By JAYNE CHUNG
On Wall Street, a young girl with her hands defiantly on her hips calmly stares down a raging bull ready to charge. The statue, named the “Fearless Girl,” was created by sculptor Kristen Visbal and installed the night before March 8 to celebrate International Women’s Day.
“The project is about girl power,” Visbal said in a message to corporate boards on Wall Street, the majority of which demonstrate an obvious scarcity of women members. “That we are here, that we are heard, that we are permanent.” The statue, which has earned praise from figures such as Chelsea Clinton and actress Jessica Chastain, highlights the message through its plaque: ‘‘Know the power of women in leadership. SHE makes a difference.’’
The bronze carving marked the first anniversary of the Gender Diversity Index SHE, which tracks companies that are gender diverse. The initiative was founded by the investment firm State Street Global Advisors, who commissioned the Fearless Girl as a symbol of female empowerment and a call for greater gender equality in the workplace. State Street also announced that it had adopted new guidelines to urge approximately 3,500 public companies in which it invests to increase the number of women on their boards.
Originally a temporary month-long installation, the statue’s enormous popularity and 40,000 signatures on a petition has allowed the Fearless Girl to remain until February of 2018.
Despite its widespread support, the statue has also faced large backlash by critics, from the creator of the Bull statue, Arturo Di Modica, who dismissed the statue as a fake corporate marketing tool by a gender-oriented company, to the Daily Wire, a conservative news site that scoffed at the statue as a show of “defiance against virtually non-existent misogyny.” Di Modica assured that he was not spurning gender equality, but that he heavily opposed the Fearless Girl’s continuation because he thought the piece corrupted the artistic integrity of his “Charging Bull,” which symbolizes the prosperity of the American economy.
Though Di Modica’s complaint is understandable to a point, his accusation of the company’s intentions is unfounded. After reading that Di Modica was upset by “Fearless Girl,” Visbal expressed her distress to the New York Post and praised the sculptor’s artistic abilities as “exceptional,” an obvious indication of the other party’s lack of ill-intention. Furthermore, his actions to remove the statue bring his recognition of the meaning of artistry into question. The bull, which he claims is negatively portrayed as antagonistic and aggressive facing the supposedly helpless young girl, is in reality just that to women– according to Business Insider, a staggering eighty percent of Wall Street executives are male, suggesting that the beloved raging capitalism that he supports largely does not recognize women. By focusing only on the portrayal of his own statue, which he originally installed illegally without a permit, Di Modica fails to move past the traditions of a bygone American economic structure and to realize the impact of Fearless Girl on modern society and a changing world.
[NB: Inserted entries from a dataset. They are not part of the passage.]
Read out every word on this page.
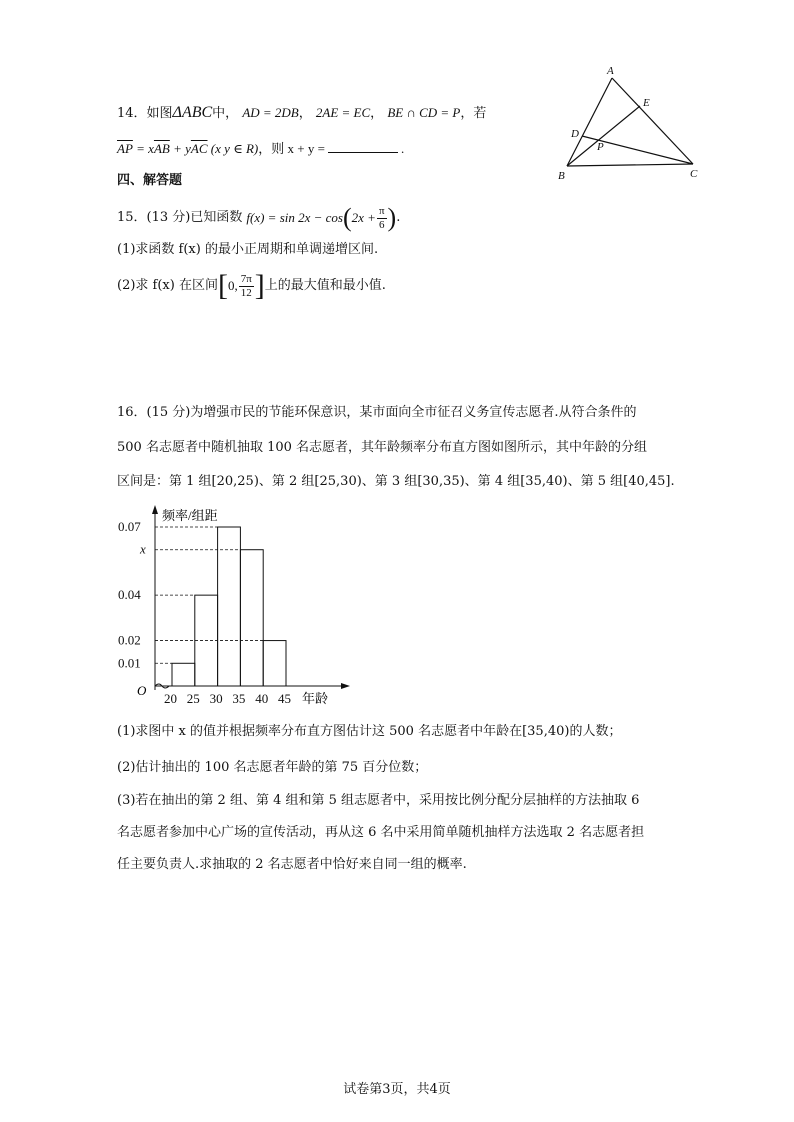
14．如图ΔABC中， AD = 2DB， 2AE = EC， BE ∩ CD = P，若
$\overline{AP} = x\overline{AB} + y\overline{AC}$ (x y ∈ R)，则 x + y =	.
A
B	C
D
E
P
四、解答题
15．(13 分)已知函数 f(x) = sin 2x − cos ( $2x + \frac{\pi}{6}$ ) .
(1)求函数 f(x) 的最小正周期和单调递增区间.
(2)求 f(x) 在区间 [ 0, $\frac{7\pi}{12}$ ] 上的最大值和最小值.
16．(15 分)为增强市民的节能环保意识，某市面向全市征召义务宣传志愿者.从符合条件的
500 名志愿者中随机抽取 100 名志愿者，其年龄频率分布直方图如图所示，其中年龄的分组
区间是：第 1 组[20,25)、第 2 组[25,30)、第 3 组[30,35)、第 4 组[35,40)、第 5 组[40,45].
0.01
0.02
0.04
x
0.07
20 25 30 35 40 45
O
频率/组距
年龄
(1)求图中 x 的值并根据频率分布直方图估计这 500 名志愿者中年龄在[35,40)的人数；
(2)估计抽出的 100 名志愿者年龄的第 75 百分位数；
(3)若在抽出的第 2 组、第 4 组和第 5 组志愿者中，采用按比例分配分层抽样的方法抽取 6
名志愿者参加中心广场的宣传活动，再从这 6 名中采用简单随机抽样方法选取 2 名志愿者担
任主要负责人.求抽取的 2 名志愿者中恰好来自同一组的概率.
试卷第3页，共4页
The current Mayor of New York, Bill de Blasio, mirrored the sentiment in a tweet that simply said, “men who don’t like women taking up space are exactly why we need the Fearless Girl.”
The decision to use a young girl to represent the ambitions and goals of grown women has been lamented by those who do not realize its genius. Though the goal of the piece was to encourage greater gender diversity in the financial world, those without knowledge on the meaning of the “Charging Bull” still see a young girl demonstrating awe-inspiring bravery in the face of clear hostility. Young girls who walk by the “Fearless Girl” stop to link arms with the statue and are encouraged to be fearless themselves and stand up against their own bulls, gender inequality and discrimination.